Enquanto os palestinos em Gaza continuam sendo aniquilados pelo genocídio israelense, que resultou em mais de um quarto de milhão de mortos e feridos e mais de dois milhões de refugiados, os palestinos na Cisjordânia enfrentam a contínua repressão e violência de Israel nas mãos de seus militares, colonos e colaboradores da Autoridade Palestina (AP), todos os quais participam de seus assassinatos.
Terra e trabalho
Apesar das condenações hipócritas das potências ocidentais aos ataques de colonos e de suas leves críticas ao ataque de Israel a Gaza, nada disso é novo na história do sionismo e de Israel. Trata-se simplesmente da continuação das políticas colonialistas de assentamento que Israel vem seguindo desde sempre.
Os dois princípios do sionismo, “conquista da terra” e “conquista do trabalho”, têm guiado o movimento colonialista de assentamento desde sua origem. Alguns exemplos de um século atrás, especificamente da década de 1920, demonstram a persistência desses esforços coloniais sionistas e por que o colonialismo de povoamento nunca termina.
No início da década de 1920, a colonização sionista já havia se acelerado, transformando-se em uma campanha sistemática para tomar terras palestinas e remover seus habitantes.
Na frente da “conquista da terra”, o Fundo Nacional Judaico, braço financeiro da Organização Sionista, embarcou em uma onda de compras, adquirindo terras palestinas de proprietários ausentes baseados em Beirute e Cairo e deslocando milhares de camponeses, que se juntavam cada vez mais a levantes e revoltas contra os colonizadores e seus patrocinadores britânicos.
Os dois princípios do sionismo – “da terra” e “conquista do trabalho” – guiaram o movimento colonial de povoamento desde o seu início.

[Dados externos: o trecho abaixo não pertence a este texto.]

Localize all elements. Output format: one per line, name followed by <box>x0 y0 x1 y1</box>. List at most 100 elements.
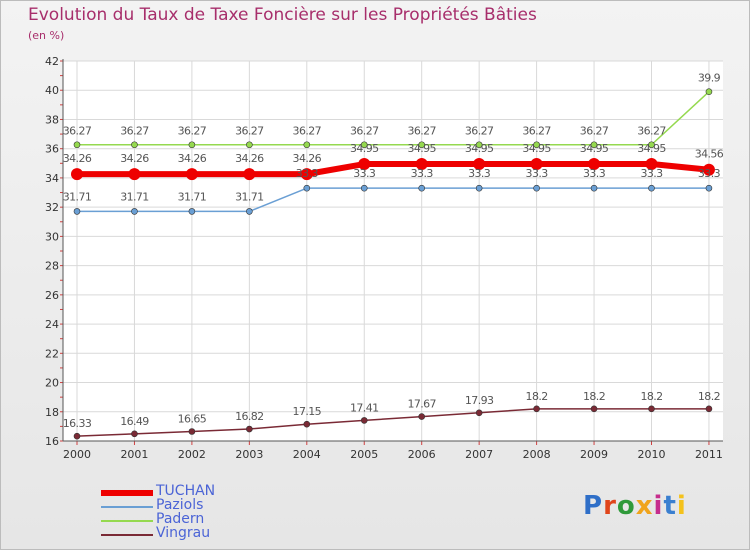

A luta pela terra na aldeia de Affulah, na região de Marj Ibn Amir, que abrangia 22 aldeias destinadas à expulsão, juntamente com o deslocamento planejado de beduínos palestinos de suas terras agrícolas e de pastagem (cerca de 4.000 hectares) em Wadi al-Hawarith, tornou-se um importante ponto de ignição em outubro de 1924.
O deslocamento destes últimos foi adiado devido à sua resistência e recusa em partir, bem como às decisões pendentes dos tribunais do Mandato Britânico. Eles foram finalmente expulsos pelos britânicos em 1933.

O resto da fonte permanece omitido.